The mystery of language
Language actively affects the way we think and perceive the world. For example, it determines how we categorize colors3 or understand directions4. This is why in modern linguistics Language is referred to as an internal component of the mind2. So, the better we understand our language, the better we understand ourselves.
So how can dogs help us?
The first step in deciphering the mystery is understanding from what language might have evolved. Everything in nature is a modification of an earlier trait, for example, our hands evolved from flippers, and our eyes from light sensors. But what did our Language evolve from? One of the most common evolutionary theories views Language as “a new machine built out of old parts”5. This theory suggests that Language evolved from the combination of different cognitive capacities. If this is the case, we should find similarities between us and other animals in certain aspects of Language comprehension, such as the ability to create categories and understand symbols.

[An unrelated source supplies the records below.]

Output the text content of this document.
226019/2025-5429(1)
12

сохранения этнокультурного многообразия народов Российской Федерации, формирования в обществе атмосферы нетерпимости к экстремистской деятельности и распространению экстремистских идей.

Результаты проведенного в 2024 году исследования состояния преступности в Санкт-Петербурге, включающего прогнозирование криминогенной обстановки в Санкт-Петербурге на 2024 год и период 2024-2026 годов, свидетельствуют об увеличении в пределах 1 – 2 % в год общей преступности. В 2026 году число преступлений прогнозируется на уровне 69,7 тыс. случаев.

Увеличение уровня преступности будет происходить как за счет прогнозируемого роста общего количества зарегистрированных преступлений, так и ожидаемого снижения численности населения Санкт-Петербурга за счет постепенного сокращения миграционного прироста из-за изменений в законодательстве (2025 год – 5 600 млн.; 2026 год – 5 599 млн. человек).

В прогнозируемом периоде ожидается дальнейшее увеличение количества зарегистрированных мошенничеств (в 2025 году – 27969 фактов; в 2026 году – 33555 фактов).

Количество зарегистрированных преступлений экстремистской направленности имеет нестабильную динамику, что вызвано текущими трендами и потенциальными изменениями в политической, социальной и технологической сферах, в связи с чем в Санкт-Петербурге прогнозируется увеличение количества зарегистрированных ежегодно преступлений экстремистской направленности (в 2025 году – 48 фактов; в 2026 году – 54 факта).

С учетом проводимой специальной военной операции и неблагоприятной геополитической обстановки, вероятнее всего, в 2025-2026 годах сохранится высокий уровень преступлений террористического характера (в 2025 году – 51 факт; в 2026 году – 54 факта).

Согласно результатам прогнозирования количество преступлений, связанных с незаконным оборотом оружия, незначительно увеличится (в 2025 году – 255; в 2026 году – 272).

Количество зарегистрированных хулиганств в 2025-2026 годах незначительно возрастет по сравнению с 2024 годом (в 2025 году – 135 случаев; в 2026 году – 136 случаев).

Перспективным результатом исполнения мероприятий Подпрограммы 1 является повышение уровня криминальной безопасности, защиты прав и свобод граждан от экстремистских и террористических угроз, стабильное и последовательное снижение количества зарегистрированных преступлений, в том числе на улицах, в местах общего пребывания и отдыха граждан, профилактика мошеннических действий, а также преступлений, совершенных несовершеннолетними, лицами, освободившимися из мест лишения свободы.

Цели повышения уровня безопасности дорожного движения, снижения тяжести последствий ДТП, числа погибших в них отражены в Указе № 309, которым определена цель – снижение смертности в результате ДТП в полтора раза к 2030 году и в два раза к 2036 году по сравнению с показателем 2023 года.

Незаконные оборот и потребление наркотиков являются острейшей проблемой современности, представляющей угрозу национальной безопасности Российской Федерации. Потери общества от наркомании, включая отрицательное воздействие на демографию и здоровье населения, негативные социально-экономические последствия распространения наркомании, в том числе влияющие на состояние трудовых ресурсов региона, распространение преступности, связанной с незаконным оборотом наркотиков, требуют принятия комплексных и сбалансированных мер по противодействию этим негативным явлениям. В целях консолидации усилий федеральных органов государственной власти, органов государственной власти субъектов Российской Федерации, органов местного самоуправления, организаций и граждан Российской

Dogs are an especially good comparison model as they are raised in human households and are exposed to Language on a daily basis.
1Kiriazis J., Slobodchikoff C. N., (2006) Perceptual specificity in the alarm calls of Gunnison’s prairie dogs. Behavioral processes; 71, 29-35.
2Hauser M. D., Chomsky N., Fitch W. T., (2002) The faculty of language: What is it, who has it, and how did it evolve? Science; 298, 14-42.
3Athanasopoulos P., Wiggett A., Dering B., Kuipers JR., Thierry G., (2009) The Whorfian mind. Communicative & Integrative Biology; 2:4, 332-334.
4Gunetr S., (2017) Absolute frames of spatial reference in Austronesian languages. Russian Journal of linguistics; 21, 686-705.5Bates E. A., Goodman J. C., (1997) On the inseparability of grammar and the lexicon: Evidence from acquisition, aphasia, and real-time processing. Language & Cognitive Processes;12, 507–584.